Sayın Bakanım, spor yapmayı elbette anlayışla karşılayabilirim. Ama ben olsaydım, eğer spor yapıyorsam, yarıda keserdim. Siz kestiniz mi, kesmediniz mi? Bunu öğrenmek istiyoruz.
Cumhuriyet savcısının talebine rağmen bürokratlarınıza soruşturma izni vermemeniz büyük bir faciaydı. Başsavcılığın Danıştay’a götürdüğü dosyada, soruşturma izni vermemenize dair karar kaldırıldı. Mahkemede görülen ilk davada 11 sanık için ağırlaştırılmış müebbet verildi. Ama toplum vicdanı bu karara razı değil. Çünkü burada siyasi sorumluluğu olan hiç kimse yargılanmadı. İktidarınızın hiçbir kurumundan ne bir istifa geldi ne de bir ceza.
Dolayısıyla vicdanlar rahatsız.“13 kez denetim yapıldığı” söylenen bir otelde nasıl olur da bu kadar insanı kaybedebiliriz?
Yeni doğan çetesinde ölüyoruz.
Maden ocaklarında ölüyoruz.
İş cinayetlerinde ölüyoruz.
Sellerde ölüyoruz.
Depremlerde ölüyoruz. Her yerde, önlenebilir her durumda ölüyoruz. Ve iktidarınızın bununla ilgili sorumlu olan hiçbir kişiyi ne istifa ettirdiğini ne de cezalandırdığını görmedik. Bu olmaz.
Size bağlı Devlet Tiyatrolarından biraz bahsetmek istiyorum. Genel Müdür de burada. Üniversite mezunu gençlere 35.000–40.000 TL gibi ücretler veriyorsunuz; hem de güvencesiz çalıştırıyorsunuz. Ama Devlet Tiyatrolarında bilet satışlarına %300 zam yapıyorsunuz. Ne oluyor? %300 zam yapınca en çok gelme ihtiyacı olan gençler tiyatrolara gidemiyor. Ön sıraların fiyatları zaten uçmuş durumda; oraya erişmeleri mümkün değil. Salonların ön sıraları boş kalıyor. Bunun böyle olduğunu hepimiz biliyoruz. Hacettepe Üniversitesi Ankara Devlet Konservatuvarı bölümüne 12 öğretim görevlisi geliyordu.
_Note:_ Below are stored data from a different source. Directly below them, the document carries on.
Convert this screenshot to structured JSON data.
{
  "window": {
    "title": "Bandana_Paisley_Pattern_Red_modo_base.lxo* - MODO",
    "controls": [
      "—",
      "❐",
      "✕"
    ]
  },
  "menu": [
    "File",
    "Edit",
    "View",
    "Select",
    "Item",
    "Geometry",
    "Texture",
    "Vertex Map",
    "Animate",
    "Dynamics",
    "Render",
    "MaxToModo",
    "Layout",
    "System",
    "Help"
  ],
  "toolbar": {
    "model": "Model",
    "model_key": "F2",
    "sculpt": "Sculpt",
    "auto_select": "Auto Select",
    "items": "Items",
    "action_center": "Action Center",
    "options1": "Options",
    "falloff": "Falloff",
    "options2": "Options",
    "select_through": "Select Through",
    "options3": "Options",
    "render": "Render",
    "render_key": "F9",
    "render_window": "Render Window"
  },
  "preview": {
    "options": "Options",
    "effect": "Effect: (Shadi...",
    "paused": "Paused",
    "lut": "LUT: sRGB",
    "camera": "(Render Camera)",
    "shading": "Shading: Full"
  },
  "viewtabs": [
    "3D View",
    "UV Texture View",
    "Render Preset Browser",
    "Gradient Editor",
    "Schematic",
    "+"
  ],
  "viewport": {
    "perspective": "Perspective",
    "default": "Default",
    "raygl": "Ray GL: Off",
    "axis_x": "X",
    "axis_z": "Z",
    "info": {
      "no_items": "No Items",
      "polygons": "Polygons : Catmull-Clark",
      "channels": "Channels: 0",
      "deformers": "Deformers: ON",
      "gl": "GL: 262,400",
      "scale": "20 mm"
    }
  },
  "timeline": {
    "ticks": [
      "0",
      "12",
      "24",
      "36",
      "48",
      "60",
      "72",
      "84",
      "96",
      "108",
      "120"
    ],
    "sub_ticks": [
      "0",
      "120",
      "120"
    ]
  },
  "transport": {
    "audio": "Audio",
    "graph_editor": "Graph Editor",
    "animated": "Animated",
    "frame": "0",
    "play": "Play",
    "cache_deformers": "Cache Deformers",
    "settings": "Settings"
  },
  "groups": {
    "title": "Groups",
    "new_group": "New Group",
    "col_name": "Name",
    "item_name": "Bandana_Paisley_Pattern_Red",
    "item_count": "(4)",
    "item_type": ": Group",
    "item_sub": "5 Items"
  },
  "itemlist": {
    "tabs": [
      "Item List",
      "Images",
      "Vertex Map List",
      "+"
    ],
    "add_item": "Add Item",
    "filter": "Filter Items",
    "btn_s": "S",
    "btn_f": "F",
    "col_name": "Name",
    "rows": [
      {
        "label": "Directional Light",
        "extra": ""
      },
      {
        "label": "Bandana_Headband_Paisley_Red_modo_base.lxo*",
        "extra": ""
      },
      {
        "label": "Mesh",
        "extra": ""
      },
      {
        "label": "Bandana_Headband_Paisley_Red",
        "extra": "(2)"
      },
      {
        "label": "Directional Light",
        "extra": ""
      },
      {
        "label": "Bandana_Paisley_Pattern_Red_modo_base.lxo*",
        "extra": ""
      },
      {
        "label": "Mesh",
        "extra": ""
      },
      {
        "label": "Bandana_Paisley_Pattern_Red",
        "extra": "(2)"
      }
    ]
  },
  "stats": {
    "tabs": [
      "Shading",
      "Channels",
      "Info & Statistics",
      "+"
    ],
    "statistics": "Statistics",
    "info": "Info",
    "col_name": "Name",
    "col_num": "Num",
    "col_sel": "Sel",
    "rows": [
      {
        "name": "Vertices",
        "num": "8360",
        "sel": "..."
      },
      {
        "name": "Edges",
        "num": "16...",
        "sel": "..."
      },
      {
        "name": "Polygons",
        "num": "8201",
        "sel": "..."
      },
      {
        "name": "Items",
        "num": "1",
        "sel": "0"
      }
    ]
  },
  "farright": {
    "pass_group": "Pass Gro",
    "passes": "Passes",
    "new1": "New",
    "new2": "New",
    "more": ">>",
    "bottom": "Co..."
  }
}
Sayın Karadağlı, siz üniversite yönetimine herhangi bir siyasi baskıda bulundunuz mu?“Bu sanatçılar bana ‘AK teneke’ diyorlar, siz de beni Cumhurbaşkanı atadı, size edilen söz bana da edilmiş sayılır, burada çalışmalarını istemiyorum” dediniz mi, demediniz mi?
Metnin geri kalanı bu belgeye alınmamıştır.